In an , Rafael Rosell, MD, PhD, and Carlos Pedraz-Valdunciel, both of the Autonomous University of Barcelona in Spain, pointed to the low complete response rates with the addition of VEGFR2 blockade (1% in RELAY and 7% in NEJ026) and questioned the rationale of the current approach.

"Although the combination of erlotinib with bevacizumab or ramucirumab has shown a longer progression-free survival than erlotinib alone, it might activate Met, as has been seen in cancer cell lines, the consequences of which are invasion and metastases," they wrote. "Unfortunately, this hypothesis is not easily proven."
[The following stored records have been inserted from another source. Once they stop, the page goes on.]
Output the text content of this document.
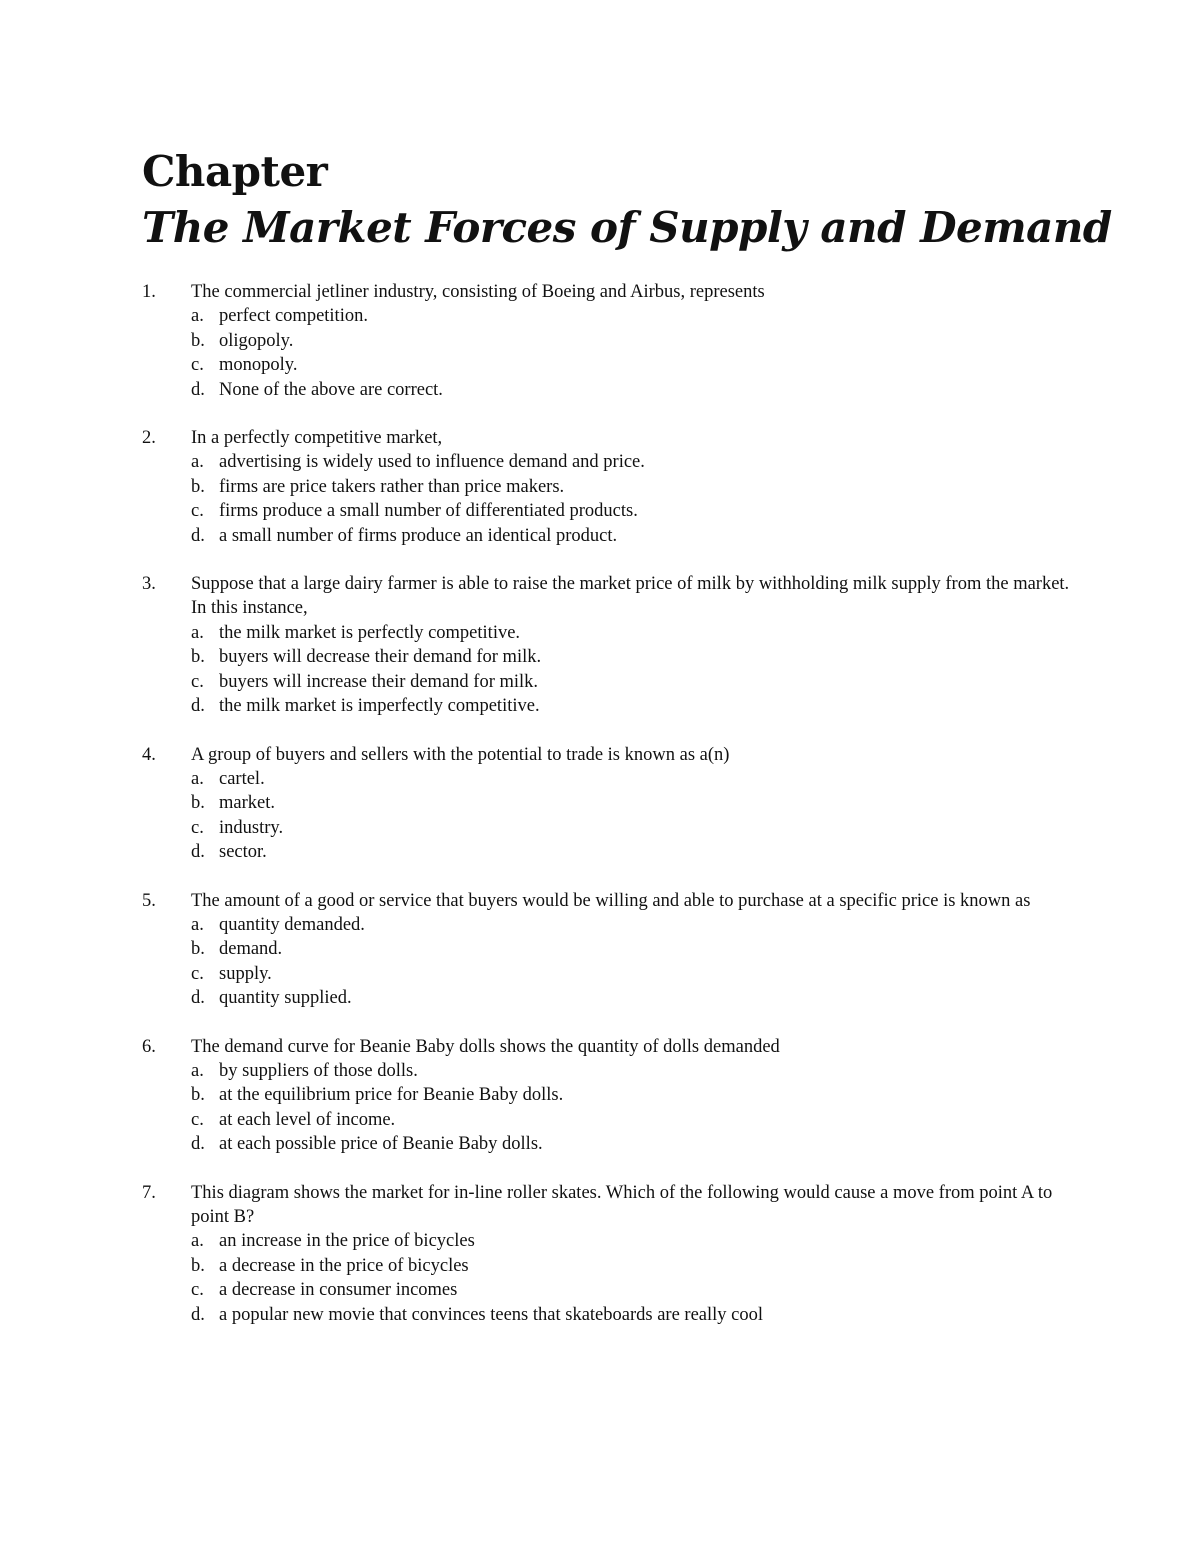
Chapter
The Market Forces of Supply and Demand
1.	The commercial jetliner industry, consisting of Boeing and Airbus, represents
a. perfect competition.
b. oligopoly.
c. monopoly.
d. None of the above are correct.
2.	In a perfectly competitive market,
a. advertising is widely used to influence demand and price.
b. firms are price takers rather than price makers.
c. firms produce a small number of differentiated products.
d. a small number of firms produce an identical product.
3.	Suppose that a large dairy farmer is able to raise the market price of milk by withholding milk supply from the market. In this instance,
a. the milk market is perfectly competitive.
b. buyers will decrease their demand for milk.
c. buyers will increase their demand for milk.
d. the milk market is imperfectly competitive.
4.	A group of buyers and sellers with the potential to trade is known as a(n)
a. cartel.
b. market.
c. industry.
d. sector.
5.	The amount of a good or service that buyers would be willing and able to purchase at a specific price is known as
a. quantity demanded.
b. demand.
c. supply.
d. quantity supplied.
6.	The demand curve for Beanie Baby dolls shows the quantity of dolls demanded
a. by suppliers of those dolls.
b. at the equilibrium price for Beanie Baby dolls.
c. at each level of income.
d. at each possible price of Beanie Baby dolls.
7.	This diagram shows the market for in-line roller skates. Which of the following would cause a move from point A to point B?
a. an increase in the price of bicycles
b. a decrease in the price of bicycles
c. a decrease in consumer incomes
d. a popular new movie that convinces teens that skateboards are really cool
Rosell and Pedraz-Valdunciel suggested that other combinatorial approaches with currently available agents might confer greater benefit at preventing treatment resistance in EGFR-mutant disease.

Since RELAY was started, however, first-line treatment of EGFR-mutated NSCLC has evolved. In the U.S., patients are treated with osimertinib (Tagrisso) alone based on findings from the FLAURA trial, which most recently reported a nearly 7-month OS advantage against physician's choice of erlotinib or gefitinib (Iressa).
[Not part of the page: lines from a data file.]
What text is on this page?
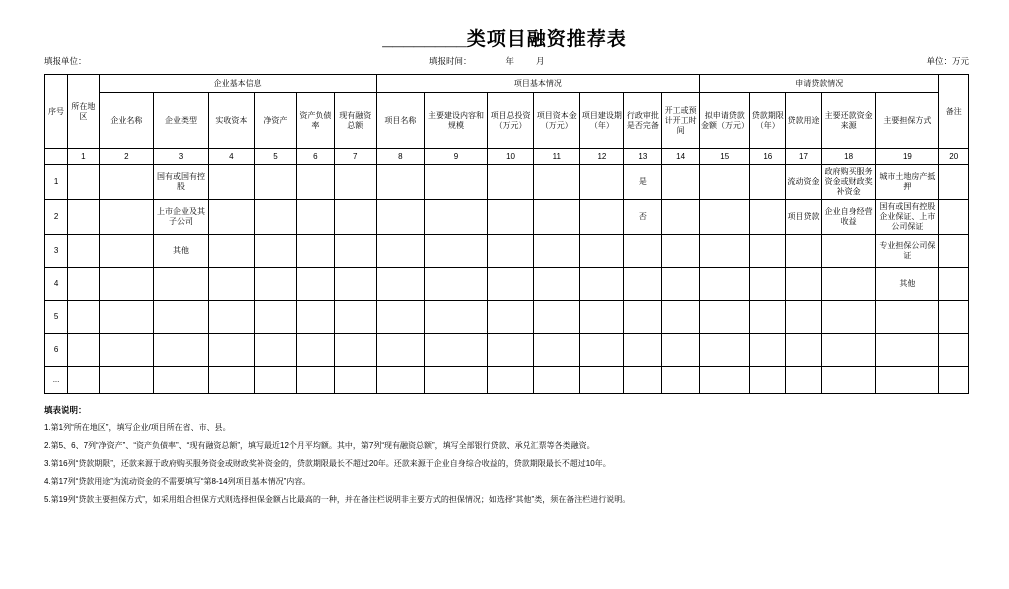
________类项目融资推荐表
填报单位：	填报时间：	年	月	单位：万元
序号	所在地区	企业基本信息						项目基本情况							申请贷款情况					备注
		企业名称	企业类型	实收资本	净资产	资产负债率	现有融资总额	项目名称	主要建设内容和规模	项目总投资（万元）	项目资本金（万元）	项目建设期（年）	行政审批是否完备	开工或预计开工时间	拟申请贷款金额（万元）	贷款期限（年）	贷款用途	主要还款资金来源	主要担保方式	
	1	2	3	4	5	6	7	8	9	10	11	12	13	14	15	16	17	18	19	20
1			国有或国有控股										是				流动资金	政府购买服务资金或财政奖补资金	城市土地房产抵押	
2			上市企业及其子公司										否				项目贷款	企业自身经营收益	国有或国有控股企业保证、上市公司保证	
3			其他																专业担保公司保证	
4																			其他	
5																				
6																				
...																				
填表说明：
1.第1列“所在地区”，填写企业/项目所在省、市、县。
2.第5、6、7列“净资产”、“资产负债率”、“现有融资总额”，填写最近12个月平均额。其中，第7列“现有融资总额”，填写全部银行贷款、承兑汇票等各类融资。
3.第16列“贷款期限”，还款来源于政府购买服务资金或财政奖补资金的，贷款期限最长不超过20年。还款来源于企业自身综合收益的，贷款期限最长不超过10年。
4.第17列“贷款用途”为流动资金的不需要填写“第8-14列项目基本情况”内容。
5.第19列“贷款主要担保方式”，如采用组合担保方式则选择担保金额占比最高的一种，并在备注栏说明非主要方式的担保情况；如选择“其他”类，须在备注栏进行说明。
From 2016 to 2018, RELAY randomized 225 stage IV NSCLC patients without brain involvement to oral erlotinib (150 mg daily) plus placebo and 224 patients to erlotinib plus intravenous ramucirumab (10 mg/kg) every 2 weeks at 100 centers across 13 countries. Median patient age was about 65, and roughly three-quarters of the cohort were Asian and 22% were white.

Stratification factors included sex, geography, and EGFR mutation type. The PFS benefit with ramucirumab versus placebo was similar regardless of mutation type:

  • Exon 19 deletions: 19.6 vs 12.5 months
  • L858R mutations: 19.4 vs 11.2 months

Common grade 3/4 treatment-emergent adverse events (AEs) included hypertension (24%) and dermatitis acneiform (15%) in the combination arm; and dermatitis acneiform (9%) and increased liver enzymes (8%) in the erlotinib group. Serious AEs were reported in 29% of patients in the ramucirumab arm versus 21% in the placebo group.

Disclosures

The study was funded by Eli Lilly. Several co-authors are company employees.
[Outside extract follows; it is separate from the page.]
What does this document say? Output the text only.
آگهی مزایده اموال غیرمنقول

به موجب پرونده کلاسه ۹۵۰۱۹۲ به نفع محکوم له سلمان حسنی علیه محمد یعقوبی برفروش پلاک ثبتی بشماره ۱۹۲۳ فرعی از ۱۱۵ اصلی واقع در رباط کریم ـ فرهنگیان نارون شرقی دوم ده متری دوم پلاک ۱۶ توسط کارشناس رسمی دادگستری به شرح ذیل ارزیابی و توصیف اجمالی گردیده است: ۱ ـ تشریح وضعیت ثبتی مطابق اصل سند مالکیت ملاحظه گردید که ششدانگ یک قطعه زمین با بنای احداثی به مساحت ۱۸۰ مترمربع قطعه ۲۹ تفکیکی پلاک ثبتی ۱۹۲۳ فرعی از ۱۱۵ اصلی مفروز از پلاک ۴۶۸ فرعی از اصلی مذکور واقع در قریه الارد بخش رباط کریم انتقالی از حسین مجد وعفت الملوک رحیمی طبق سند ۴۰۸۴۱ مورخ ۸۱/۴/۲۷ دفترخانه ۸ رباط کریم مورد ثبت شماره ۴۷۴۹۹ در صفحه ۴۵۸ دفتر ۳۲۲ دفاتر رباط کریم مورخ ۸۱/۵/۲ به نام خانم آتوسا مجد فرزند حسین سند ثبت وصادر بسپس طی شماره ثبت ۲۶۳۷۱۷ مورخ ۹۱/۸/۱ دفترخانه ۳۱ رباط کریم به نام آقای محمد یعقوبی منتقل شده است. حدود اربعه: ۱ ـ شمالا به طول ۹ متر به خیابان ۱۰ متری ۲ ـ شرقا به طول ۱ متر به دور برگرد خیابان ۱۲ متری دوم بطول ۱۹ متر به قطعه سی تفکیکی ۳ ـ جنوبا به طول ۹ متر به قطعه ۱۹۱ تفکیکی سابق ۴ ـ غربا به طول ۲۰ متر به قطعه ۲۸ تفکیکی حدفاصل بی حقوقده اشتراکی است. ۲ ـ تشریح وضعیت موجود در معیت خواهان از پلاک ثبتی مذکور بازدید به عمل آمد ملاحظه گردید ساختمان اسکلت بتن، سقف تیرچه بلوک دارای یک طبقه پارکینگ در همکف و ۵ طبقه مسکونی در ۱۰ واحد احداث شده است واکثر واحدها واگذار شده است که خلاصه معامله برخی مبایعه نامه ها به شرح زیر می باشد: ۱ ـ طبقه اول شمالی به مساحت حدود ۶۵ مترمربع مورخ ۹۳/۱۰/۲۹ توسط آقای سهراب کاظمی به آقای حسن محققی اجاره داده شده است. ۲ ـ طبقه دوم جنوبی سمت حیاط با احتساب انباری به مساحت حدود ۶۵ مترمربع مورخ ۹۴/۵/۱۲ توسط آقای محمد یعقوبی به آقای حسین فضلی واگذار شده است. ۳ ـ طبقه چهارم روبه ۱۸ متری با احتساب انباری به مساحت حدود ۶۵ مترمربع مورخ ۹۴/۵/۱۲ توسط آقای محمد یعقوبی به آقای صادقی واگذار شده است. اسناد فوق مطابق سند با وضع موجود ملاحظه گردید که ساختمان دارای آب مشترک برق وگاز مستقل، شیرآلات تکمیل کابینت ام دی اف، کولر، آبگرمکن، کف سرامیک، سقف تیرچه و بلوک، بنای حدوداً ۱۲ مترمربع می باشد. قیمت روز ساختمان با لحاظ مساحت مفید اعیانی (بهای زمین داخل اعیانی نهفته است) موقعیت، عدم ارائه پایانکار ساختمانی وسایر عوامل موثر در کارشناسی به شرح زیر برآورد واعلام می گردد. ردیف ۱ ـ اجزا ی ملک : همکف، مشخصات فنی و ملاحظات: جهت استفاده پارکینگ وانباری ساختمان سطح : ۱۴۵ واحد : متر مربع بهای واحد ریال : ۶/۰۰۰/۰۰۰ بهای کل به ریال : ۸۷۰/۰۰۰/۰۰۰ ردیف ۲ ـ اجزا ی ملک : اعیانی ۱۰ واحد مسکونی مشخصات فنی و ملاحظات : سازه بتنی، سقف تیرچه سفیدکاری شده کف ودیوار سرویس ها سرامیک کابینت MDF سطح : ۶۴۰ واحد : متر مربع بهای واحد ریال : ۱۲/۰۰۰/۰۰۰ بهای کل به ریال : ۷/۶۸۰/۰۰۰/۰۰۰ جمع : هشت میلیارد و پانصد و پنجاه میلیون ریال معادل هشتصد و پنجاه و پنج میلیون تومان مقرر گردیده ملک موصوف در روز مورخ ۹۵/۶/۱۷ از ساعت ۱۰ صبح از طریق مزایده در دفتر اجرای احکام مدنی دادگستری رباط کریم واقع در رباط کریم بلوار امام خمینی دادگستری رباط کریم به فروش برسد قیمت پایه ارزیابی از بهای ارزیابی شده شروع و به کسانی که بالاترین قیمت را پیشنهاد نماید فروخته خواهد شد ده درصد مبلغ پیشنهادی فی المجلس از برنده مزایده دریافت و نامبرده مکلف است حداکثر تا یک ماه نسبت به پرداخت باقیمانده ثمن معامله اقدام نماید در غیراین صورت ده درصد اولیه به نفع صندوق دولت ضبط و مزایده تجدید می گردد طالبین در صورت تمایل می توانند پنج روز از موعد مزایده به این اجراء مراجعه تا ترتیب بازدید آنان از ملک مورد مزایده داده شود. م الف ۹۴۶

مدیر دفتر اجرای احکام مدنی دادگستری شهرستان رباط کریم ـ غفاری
Nakagawa disclosed multiple relevant relationships with Eli Lilly, Merck, Bristol-Myers Squibb, Taiho Pharmaceutical, Ono Pharmaceutical, Chugai Pharmaceutical, AstraZeneca, Astellas Pharma, Novartis, Nippon Boehringer Ingelheim, Pfizer, Takeda Pharmaceutical, SymBio Pharmaceuticals, Daiichi Sankyo, Kyorin Pharmaceutical, CareNet, Nichi-Iko Pharmaceutical, Hisamitsu Pharmaceutical, Yodosha, Medicus Shuppan, Publishers, Ayumi Pharmaceutical, Thermo Fisher Scientific, Nanzando, and Reno Medical. Co-authors disclosed multiple relevant relationships with industry.

Rosell and Pedraz-Valdunciel reported no conflicts of interest.

Primary Source

The Lancet Oncology

Nakagawa K, et al "Ramucirumab plus erlotinib in patients with untreated, EGFR-mutated, advanced non-small-cell lung cancer (RELAY): a randomised, double-blind, placebo-controlled, phase 3 trial" Lancet Oncol 2019: DOI: 10.1016/S1470-2045(19)30634-5.

Secondary Source

The Lancet Oncology

Rosell R and Pedraz-Valdunciel C "Are neutralising anti-VEGF or VEGFR2 antibodies necessary in the treatment of EGFR-mutated non-small-cell lung cancer?" Lancet Oncol 2019: DOI: 10.1016/S1470-2045(19)30636-9.